Devolvam Cuba a Élian - Ricardo Prochet
Ricardo Prochet
A notícia que mais tem chamado a atenção durante a tranquilidade aparente que subitamente tomou conta do mundo com a chegada do ano novo é a questão do menino cubano Élian. Ele, que depois de quase ser devorado por ferozes tubarões, perder sua querida mãe, provavelmente cansada da dura rotina cotidiana de um paraíso insular que impossibilita qualquer ação concreta para melhoria da extrema pobreza que a revolução impôs a todos, e ainda seu padrasto que, suponho, tendo tentado em vão oferecer uma vida melhor aos envolvidos na macabra história, embarcou na vã esperança de atingir os Estados Unidos e seu menor índice de desemprego dos últimos tempos.
Depois desse relato de contornos e nuances que acreditávamos existir somente no mundo de ficção das novelas produzidas pela televisão brasileira, vamos embarcar num relato histórico que convida a uma reflexão sobre as teses revolucionárias e a necessidade de defesa das ameaças desse tipo.
Em sua época, a Guerrilha Revolucionária Cubana encontrou o país com gritantes desníveis sociais; mau estado sanitário do povo; economia pouco saudável e dependente das flutuações de mercado de um só produto e violento antiamericanismo, compreensível por causa das frequentes e recentes intervenções dos Estados Unidos na vida política do país, isso para não mencionar a corrupção generalizada.
A revolução cubana começou com um movimento ou guerra insurrecional visando a ditadura corrupta de Batista; não tinha, pois, aparentemente, inspiração ideológica do tipo marxista-lenista.
No sistema socialista marxista, a liberdade de iniciativa e de trabalho não existe da maneira como é entendida no sistema capitalista; uma vez que a planificação é global e coercitiva determinando tudo às entidades econômicas. As decisões são centralizadas no Estado, que assegura assim o atingimento dos objetivos por ele fixados, atendendo ou não aos anseios e aos interesses dos indivíduos.
O marxismo padece de várias incoerências, isto é, dos mesmos males que seu criador imputara à burguesia e ao capitalismo e podemos facilmente adicionar mais dois, frutos de uma rápida reflexão.
Em primeiro lugar, a que decorre da tese marxista de que o modo de produção condiciona o processo da consciência coletiva, ou por outras palavras, o fator econômico condiciona todo o processo social. Seria o primado do econômico sobre os demais fatores.
Ora, com isso, o marxismo simplesmente põe de lado outras forças sociais que podem condicionar ou influenciar o fenômeno político, como a história o demonstra, a religião, a cultura, a vocação de um povo etc.
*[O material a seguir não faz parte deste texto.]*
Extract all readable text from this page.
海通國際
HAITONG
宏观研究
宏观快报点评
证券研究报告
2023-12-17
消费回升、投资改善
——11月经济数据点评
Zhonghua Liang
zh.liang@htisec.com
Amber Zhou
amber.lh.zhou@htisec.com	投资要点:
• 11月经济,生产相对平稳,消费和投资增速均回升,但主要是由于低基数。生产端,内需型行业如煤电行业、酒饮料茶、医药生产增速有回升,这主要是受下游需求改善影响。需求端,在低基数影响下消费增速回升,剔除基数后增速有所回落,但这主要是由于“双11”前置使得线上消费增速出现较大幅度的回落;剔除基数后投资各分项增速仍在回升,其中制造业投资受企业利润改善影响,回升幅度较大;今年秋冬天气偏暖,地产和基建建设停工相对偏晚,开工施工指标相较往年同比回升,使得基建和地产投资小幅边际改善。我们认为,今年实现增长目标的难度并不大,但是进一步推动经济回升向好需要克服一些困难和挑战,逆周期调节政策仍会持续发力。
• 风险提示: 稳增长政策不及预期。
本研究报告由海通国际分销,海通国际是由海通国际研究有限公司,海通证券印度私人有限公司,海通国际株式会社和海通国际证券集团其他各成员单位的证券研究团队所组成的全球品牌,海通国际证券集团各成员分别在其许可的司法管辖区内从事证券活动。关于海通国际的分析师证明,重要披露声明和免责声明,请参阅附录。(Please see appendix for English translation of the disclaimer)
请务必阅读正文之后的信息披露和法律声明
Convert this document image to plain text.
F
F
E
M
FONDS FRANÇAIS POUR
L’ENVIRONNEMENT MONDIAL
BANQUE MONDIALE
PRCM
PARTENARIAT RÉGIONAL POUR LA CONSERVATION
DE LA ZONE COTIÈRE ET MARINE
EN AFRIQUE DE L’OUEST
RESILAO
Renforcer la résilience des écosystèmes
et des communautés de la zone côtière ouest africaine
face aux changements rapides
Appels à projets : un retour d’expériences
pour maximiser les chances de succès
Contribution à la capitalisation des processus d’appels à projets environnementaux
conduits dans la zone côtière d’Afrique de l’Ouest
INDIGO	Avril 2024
Subestimar ou ignorar essas forças é uma das grandes contradições do marxismo.
A segunda incoerência reside na interrupção brusca do processo contido no materialismo histórico. Prevê este a sucessão contínua de lutas de classes, com predomínio de uma sobre outras até que, superada a essa fase com a vitória do operariado, o processo interromper-se-ia. Sustentam, pois, os marxistas, que a luta de classes chegaria então a um momento em que a classe explorada e vencida, o proletariado, ao libertar-se da classe opressora, a burguesia, libertaria para todo o sempre da opressão a sociedade inteira.
Voltando ao caso cubano, os próprios comunistas, inicialmente foram contrários ao movimento revolucionário e apoiaram o governo, tachando o movimento de burguês e golpista; porém, quando visualizaram possibilidade de vitória, adotaram a tática da dualidade dividindo-se estrategicamente: uma ala combatendo o ditador Fulgêncio Batista, na Sierra Maestra, e outra empenhada em fazer fracassar os movimentos grevistas determinados por Castro na cidade.
O país do pequenino Élian González, a quem até o presente momento não se perguntou o que deseja para seus dias vindouros, necessita urgentemente rever seus conceitos e adotar o mais rápido possível uma nova doutrina que vise ao bem comum de seu povo, que estabeleça o justo e perfeito equilíbrio entre o material e o espiritual; que ao homem devolva os elementos essenciais à vida; que o liberte da ignorância, da desigualdade social e política; que, em última análise, baseada no amor e na verdade, na justiça e na igualdade, torne realidade o respeito à pessoa humana, destrua o Mal e eleve o Bem, devolvendo ao menino Élian e a todo o povo cubano uma pátria com elevada escala de valores positivos.